I tried to rush and desolder-resolder the capacitors. They’re cylinder-shaped, so I tried to lay them over instead of having them stand up. I even found a capacitor that was slightly shorter and substituted that, and it fit quite nicely. Then I replaced everything and tried to get the false bottom to fit. I had about 10 minutes left. The false bottom was a little too big. I sanded and sanded and kept checking the fit. I thought it would work, and the bus-time was looming, so I took a gamble and “used a bigger hammer.” That’s my name for the judicious use of force. It fit, but it busted the jack out of the very nice mounting hole Eric had drilled. Pity. I plugged it in anyway and listened. Thrum-thrum-thrum-thrum. The circuit made a curious throbbing noise. It was broken. My gamble had failed. Eric was not happy with me and started shooting lazor beams out of his mouth. I ran away on the bus.
Victory at Last
The next day Eric troubleshot the circuit and found out that in my haste, I had soldered in a 47uF cap instead of a 470uF cap. That explained that problem.

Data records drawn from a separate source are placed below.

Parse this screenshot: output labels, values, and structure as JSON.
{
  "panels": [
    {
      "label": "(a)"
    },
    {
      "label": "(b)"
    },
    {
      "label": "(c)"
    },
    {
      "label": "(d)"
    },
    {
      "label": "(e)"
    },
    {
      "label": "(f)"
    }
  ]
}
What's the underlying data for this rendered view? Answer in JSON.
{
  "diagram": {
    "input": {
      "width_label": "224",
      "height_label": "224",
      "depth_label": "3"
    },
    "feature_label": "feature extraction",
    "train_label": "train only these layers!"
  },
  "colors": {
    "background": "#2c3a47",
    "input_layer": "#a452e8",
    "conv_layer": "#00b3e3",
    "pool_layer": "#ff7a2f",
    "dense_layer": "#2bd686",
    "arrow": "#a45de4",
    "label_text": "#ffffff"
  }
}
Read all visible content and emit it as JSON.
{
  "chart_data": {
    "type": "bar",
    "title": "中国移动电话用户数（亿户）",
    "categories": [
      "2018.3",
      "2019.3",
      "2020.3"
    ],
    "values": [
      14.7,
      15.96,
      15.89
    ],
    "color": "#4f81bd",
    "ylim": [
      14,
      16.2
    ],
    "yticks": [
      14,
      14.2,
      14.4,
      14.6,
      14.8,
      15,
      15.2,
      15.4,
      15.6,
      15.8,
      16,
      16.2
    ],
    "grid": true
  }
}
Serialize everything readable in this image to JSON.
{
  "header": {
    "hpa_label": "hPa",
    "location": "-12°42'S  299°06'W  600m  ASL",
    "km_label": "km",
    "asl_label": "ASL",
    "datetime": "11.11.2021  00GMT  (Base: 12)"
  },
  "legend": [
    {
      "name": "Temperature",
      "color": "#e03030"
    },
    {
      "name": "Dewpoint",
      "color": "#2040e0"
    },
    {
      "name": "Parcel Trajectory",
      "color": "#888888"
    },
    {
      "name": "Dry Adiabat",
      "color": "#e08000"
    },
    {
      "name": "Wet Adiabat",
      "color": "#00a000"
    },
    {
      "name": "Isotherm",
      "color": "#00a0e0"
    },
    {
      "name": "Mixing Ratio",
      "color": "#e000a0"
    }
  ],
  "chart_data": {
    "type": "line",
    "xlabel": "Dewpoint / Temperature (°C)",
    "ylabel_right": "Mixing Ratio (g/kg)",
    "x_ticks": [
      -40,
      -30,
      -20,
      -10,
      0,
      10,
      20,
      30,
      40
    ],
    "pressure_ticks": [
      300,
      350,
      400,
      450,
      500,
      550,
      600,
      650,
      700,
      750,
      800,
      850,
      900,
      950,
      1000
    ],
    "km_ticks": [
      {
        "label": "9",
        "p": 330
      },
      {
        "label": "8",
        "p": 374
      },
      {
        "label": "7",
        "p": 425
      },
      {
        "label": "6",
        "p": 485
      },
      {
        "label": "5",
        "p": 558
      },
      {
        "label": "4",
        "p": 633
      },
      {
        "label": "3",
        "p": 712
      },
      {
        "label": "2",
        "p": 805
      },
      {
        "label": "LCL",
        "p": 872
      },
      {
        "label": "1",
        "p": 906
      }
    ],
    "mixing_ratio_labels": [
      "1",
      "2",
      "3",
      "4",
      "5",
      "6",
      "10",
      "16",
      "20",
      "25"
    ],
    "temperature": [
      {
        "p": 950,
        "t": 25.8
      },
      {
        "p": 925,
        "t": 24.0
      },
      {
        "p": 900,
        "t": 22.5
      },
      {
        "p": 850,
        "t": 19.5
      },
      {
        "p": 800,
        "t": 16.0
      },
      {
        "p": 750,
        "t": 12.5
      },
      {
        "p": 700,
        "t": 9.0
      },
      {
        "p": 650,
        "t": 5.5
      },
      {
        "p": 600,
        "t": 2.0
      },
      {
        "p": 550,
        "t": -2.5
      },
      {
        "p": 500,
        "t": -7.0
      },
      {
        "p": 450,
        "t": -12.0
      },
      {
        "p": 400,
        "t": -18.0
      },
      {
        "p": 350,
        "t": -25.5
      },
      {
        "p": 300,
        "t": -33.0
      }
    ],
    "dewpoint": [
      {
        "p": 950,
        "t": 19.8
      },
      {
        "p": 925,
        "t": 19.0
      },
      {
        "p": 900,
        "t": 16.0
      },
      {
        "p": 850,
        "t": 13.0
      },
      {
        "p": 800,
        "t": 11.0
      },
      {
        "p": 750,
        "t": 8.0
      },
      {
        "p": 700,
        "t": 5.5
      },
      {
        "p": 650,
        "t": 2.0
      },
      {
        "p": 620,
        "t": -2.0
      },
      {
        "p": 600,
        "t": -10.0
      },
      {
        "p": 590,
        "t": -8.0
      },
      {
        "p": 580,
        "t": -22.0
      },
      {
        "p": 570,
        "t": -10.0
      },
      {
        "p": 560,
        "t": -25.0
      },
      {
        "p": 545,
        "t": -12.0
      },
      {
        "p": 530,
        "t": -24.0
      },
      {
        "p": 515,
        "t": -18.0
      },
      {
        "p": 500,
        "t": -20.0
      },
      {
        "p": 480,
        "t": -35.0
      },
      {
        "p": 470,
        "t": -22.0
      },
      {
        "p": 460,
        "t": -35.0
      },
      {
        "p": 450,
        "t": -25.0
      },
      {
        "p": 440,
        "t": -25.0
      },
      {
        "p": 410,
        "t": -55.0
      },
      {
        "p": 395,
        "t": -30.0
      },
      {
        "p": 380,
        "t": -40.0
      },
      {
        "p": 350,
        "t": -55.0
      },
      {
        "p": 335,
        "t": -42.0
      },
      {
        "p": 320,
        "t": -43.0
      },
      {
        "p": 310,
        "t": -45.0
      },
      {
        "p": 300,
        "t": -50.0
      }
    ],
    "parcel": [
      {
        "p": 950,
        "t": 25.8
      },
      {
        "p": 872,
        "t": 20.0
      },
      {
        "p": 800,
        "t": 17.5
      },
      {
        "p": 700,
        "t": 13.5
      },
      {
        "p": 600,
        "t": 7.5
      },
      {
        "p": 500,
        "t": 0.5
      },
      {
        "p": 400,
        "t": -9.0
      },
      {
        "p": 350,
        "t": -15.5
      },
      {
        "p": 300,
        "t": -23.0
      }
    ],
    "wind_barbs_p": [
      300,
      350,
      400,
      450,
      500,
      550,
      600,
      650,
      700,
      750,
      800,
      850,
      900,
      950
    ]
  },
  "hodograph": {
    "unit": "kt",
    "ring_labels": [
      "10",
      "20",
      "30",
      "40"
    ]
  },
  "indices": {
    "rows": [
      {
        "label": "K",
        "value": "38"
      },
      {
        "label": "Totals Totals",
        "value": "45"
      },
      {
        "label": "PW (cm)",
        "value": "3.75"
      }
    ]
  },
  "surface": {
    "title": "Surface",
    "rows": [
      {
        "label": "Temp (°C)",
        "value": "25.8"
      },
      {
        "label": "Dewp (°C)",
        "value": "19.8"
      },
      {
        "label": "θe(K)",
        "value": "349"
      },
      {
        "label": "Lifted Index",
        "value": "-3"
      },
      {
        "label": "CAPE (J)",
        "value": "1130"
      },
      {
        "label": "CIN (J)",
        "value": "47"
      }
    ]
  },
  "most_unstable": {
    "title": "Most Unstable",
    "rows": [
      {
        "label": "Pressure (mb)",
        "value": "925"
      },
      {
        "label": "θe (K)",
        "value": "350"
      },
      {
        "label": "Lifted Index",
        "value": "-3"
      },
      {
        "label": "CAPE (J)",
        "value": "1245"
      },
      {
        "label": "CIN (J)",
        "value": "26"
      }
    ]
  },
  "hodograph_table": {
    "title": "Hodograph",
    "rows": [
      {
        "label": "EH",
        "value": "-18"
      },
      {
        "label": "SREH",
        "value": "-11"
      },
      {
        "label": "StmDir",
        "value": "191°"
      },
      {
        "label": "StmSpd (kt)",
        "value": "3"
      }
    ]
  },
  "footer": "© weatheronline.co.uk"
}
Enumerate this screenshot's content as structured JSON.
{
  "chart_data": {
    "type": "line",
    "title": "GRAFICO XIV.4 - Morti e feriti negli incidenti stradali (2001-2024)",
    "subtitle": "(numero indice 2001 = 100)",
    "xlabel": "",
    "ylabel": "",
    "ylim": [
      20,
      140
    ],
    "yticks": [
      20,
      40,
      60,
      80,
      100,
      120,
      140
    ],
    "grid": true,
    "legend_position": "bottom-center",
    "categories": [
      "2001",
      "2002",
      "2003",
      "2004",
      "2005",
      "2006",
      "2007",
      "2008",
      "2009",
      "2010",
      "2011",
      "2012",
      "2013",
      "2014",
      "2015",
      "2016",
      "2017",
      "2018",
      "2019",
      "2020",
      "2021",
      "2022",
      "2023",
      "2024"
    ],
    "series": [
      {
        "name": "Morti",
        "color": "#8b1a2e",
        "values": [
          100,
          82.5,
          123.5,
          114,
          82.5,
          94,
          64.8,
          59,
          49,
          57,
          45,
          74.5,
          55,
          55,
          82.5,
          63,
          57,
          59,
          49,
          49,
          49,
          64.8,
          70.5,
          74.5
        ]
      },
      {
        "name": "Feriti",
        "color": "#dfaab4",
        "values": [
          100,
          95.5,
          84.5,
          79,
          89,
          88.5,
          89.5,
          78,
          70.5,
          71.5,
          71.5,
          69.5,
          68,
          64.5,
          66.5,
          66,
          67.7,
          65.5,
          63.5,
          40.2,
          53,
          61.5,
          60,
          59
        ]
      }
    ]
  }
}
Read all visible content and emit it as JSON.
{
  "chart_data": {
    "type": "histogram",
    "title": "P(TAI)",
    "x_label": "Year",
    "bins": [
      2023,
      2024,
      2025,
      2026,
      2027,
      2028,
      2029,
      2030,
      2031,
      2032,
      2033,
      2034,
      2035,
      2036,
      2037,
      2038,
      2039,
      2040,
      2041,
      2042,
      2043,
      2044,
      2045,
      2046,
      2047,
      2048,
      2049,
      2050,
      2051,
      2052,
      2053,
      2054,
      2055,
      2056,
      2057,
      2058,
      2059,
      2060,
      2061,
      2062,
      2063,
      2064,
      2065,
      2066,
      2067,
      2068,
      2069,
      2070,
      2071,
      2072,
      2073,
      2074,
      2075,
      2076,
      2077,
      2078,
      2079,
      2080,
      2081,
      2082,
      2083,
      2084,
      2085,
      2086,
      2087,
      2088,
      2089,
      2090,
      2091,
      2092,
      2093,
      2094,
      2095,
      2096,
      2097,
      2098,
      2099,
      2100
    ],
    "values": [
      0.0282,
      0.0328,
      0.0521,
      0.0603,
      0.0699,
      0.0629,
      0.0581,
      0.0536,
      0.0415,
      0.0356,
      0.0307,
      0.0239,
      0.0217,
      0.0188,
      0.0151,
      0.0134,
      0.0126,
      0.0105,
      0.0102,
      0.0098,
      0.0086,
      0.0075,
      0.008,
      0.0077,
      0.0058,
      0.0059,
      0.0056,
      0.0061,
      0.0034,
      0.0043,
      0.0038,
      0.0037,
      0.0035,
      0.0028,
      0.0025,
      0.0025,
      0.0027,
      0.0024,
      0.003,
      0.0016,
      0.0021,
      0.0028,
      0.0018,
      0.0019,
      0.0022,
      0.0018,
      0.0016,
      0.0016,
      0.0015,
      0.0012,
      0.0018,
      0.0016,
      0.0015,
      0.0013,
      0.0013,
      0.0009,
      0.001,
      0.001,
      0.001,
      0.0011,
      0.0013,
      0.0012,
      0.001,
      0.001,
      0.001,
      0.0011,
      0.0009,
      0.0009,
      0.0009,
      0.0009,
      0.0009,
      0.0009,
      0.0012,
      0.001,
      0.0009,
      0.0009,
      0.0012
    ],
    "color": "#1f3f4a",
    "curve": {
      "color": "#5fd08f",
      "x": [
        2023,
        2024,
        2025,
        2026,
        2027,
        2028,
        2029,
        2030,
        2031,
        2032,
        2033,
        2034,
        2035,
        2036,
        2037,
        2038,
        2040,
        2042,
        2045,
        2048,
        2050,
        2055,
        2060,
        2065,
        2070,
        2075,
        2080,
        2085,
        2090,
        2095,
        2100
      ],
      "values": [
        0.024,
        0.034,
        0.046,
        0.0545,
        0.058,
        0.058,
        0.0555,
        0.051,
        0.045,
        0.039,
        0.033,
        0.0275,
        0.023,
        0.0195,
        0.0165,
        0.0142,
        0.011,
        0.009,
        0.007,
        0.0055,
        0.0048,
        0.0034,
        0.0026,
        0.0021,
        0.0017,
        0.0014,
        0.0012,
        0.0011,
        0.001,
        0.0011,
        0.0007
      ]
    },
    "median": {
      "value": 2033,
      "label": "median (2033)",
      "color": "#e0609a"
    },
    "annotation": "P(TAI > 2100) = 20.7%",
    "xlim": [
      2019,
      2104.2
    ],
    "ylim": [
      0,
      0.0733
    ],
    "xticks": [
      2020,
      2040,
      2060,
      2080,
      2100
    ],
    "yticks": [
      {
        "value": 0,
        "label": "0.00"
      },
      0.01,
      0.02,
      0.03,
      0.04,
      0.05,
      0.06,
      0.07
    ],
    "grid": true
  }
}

We also forgot about how to fit our current power supply, an AA battery, inside the cup! We decided to use a 3V button-cell lithium battery as our power source. We found that the circuit could handle above 1.5V for a short time and was noticeably louder, but we didn’t leave it at 3V for risk of frying the components. We used Ohm’s Law and calculated the necessary resistor value (which turned out to be about 260 ohms) to drop the voltage down to the required 1.5V.
Eric decided to build another circuit since the first one didn’t fit with the false-bottom plate. The tantalum 1uF capacitors arrived and he tested them on his breadboarded circuit. They worked perfectly so he laid out all the components on a new protoboard, keeping in mind to make it as thin as possible. We decided to use an old technique called wire wrapping to connect the components instead of soldering, since it was easier to undo any mistakes. A notch was cut out of the board to fit around the audio jack and the jack’s threads were secured with a bit of super glue to keep the screw-on ring in place. After another round of troubleshooting, the Listening Cup was finally complete and ready for some spying!